Çok sık sakatlandı ve fizik olarak da istenen seviyeye gelemedi.Ama dün gece bir kez daha gördük ki Fenerbahçe topu rakip ceza sahasına taşr ve topu Van Persie ile buluşturursa Hollandalı yıldız, bu attığı gol sayısını iki katına çıkarabilir.
Takımda onun doğru koşularını atacağı paslarla destekleyecek orta saha yok. Bu takımla ancak bu kadarını yapabilir. Dikkat ettiğim diğer futbolcu da Alper'di. İlk 60 dakika çok efor sarf etti. Rakiplerini eksiltti ama Alper'in son vuruşlarda daha dikkatli ve becerikli olması gerekiyor.

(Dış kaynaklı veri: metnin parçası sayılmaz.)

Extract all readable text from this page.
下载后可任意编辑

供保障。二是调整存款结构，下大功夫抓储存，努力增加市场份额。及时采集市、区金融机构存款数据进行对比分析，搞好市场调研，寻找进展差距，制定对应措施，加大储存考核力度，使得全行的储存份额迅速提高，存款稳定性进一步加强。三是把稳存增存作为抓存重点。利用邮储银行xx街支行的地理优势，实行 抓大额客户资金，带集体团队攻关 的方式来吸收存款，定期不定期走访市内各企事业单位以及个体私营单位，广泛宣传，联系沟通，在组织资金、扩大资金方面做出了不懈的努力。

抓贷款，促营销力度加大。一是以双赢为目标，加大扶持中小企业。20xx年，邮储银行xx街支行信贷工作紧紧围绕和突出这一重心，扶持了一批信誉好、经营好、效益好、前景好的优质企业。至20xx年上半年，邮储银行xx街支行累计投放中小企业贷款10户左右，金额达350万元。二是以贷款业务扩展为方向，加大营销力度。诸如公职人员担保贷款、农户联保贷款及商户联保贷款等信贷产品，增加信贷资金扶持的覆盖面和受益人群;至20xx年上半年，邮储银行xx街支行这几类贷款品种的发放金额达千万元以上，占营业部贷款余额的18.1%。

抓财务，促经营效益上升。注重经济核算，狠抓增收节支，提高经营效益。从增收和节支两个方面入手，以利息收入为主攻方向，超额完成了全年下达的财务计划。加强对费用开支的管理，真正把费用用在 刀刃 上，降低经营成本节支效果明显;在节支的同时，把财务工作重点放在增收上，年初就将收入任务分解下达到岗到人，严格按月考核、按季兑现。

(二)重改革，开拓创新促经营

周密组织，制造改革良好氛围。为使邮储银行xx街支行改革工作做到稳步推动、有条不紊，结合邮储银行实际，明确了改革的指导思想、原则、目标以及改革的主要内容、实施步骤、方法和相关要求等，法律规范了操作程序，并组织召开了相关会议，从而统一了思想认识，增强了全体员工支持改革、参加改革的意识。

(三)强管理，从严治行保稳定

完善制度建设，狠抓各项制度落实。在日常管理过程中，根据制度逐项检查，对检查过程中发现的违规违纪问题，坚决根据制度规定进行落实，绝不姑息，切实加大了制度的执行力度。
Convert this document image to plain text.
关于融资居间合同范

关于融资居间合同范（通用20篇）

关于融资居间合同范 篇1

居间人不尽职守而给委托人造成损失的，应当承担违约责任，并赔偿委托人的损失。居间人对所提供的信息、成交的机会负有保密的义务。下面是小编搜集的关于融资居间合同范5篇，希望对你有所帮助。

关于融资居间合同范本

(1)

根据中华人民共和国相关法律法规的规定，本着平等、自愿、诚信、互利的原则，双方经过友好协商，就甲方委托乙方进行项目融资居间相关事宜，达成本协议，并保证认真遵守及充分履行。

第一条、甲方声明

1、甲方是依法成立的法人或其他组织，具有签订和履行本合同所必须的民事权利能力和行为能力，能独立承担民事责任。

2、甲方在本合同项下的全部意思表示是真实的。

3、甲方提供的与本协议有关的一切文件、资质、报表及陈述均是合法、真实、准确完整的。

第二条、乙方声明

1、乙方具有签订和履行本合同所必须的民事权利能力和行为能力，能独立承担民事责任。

ACI AMA GERÇEK(ERCAN GÜVEN)
Fenerbahçe’nin bitmesi için gün saydığı “hüzünlü süreci” en kestirme yoldan Ümit Özat söyledi maç önü konuşmasında: “Göz önünde olan maçlar dışında futbolcularımı motive etmek kolay değil”!.. Yani... Gençlerbirliği ne düşme tehlikesi ne de Avrupa ihtimali olan bir takım. Fenerbahçe’nin esamesi bile okunmayan bir sezonun sonunda futbolcular niye Fenerbahçe maçına asılsın... Acı ama gerçek. Fenerbahçe “yenmesi kıymetli takımlar” listesinden bile silinmiş bu sezonda.
Ümit Hoca hiç yakınmasın; aslında elinde avucunda motivasyon gerekçesi kalmayan Fenerbahçe. Galatasaray’ı geride bırakmayı geçin... Bu takımın çoğu o rekabetin farkında değil belli ki. Ligi dördüncü yerine üçüncü bitirip gelecek sezon bir eksik ön eleme oynamak ve bir hafta fazla tatil yapmak çok daha iştahlandırıcı olabilirdi ama seneye kim kalacaktı ki bu takımda! Baksanıza, Advocaat son maçtan önce kaçmak istiyormuş.
Fenerbahçe tatsız tuzsuz maçta, sıfır motivasyonla Gençlerbirliği’ni mağlup ettiyse bunu (sebepsizlikten) Avrupa Şampiyonu olan basketbol takımının itmesine bağlayabiliriz ancak... Bilemiyorum; belki mahçup oldular, belki özendiler, muhtemelen “ayıp oluyor ya” dediler. Aynı forma aynı kokart; ikisi de topla oynanıyor, biri Zevk öteki eziyet veriyor. Hiç olmazsa milyonların keyfine limon sıkmamak kulübün tadını kaçırmamak için kazanmış olmaları kuvvetle muhtemel... Kendileri için bir şey istiyorlarsa namertler!.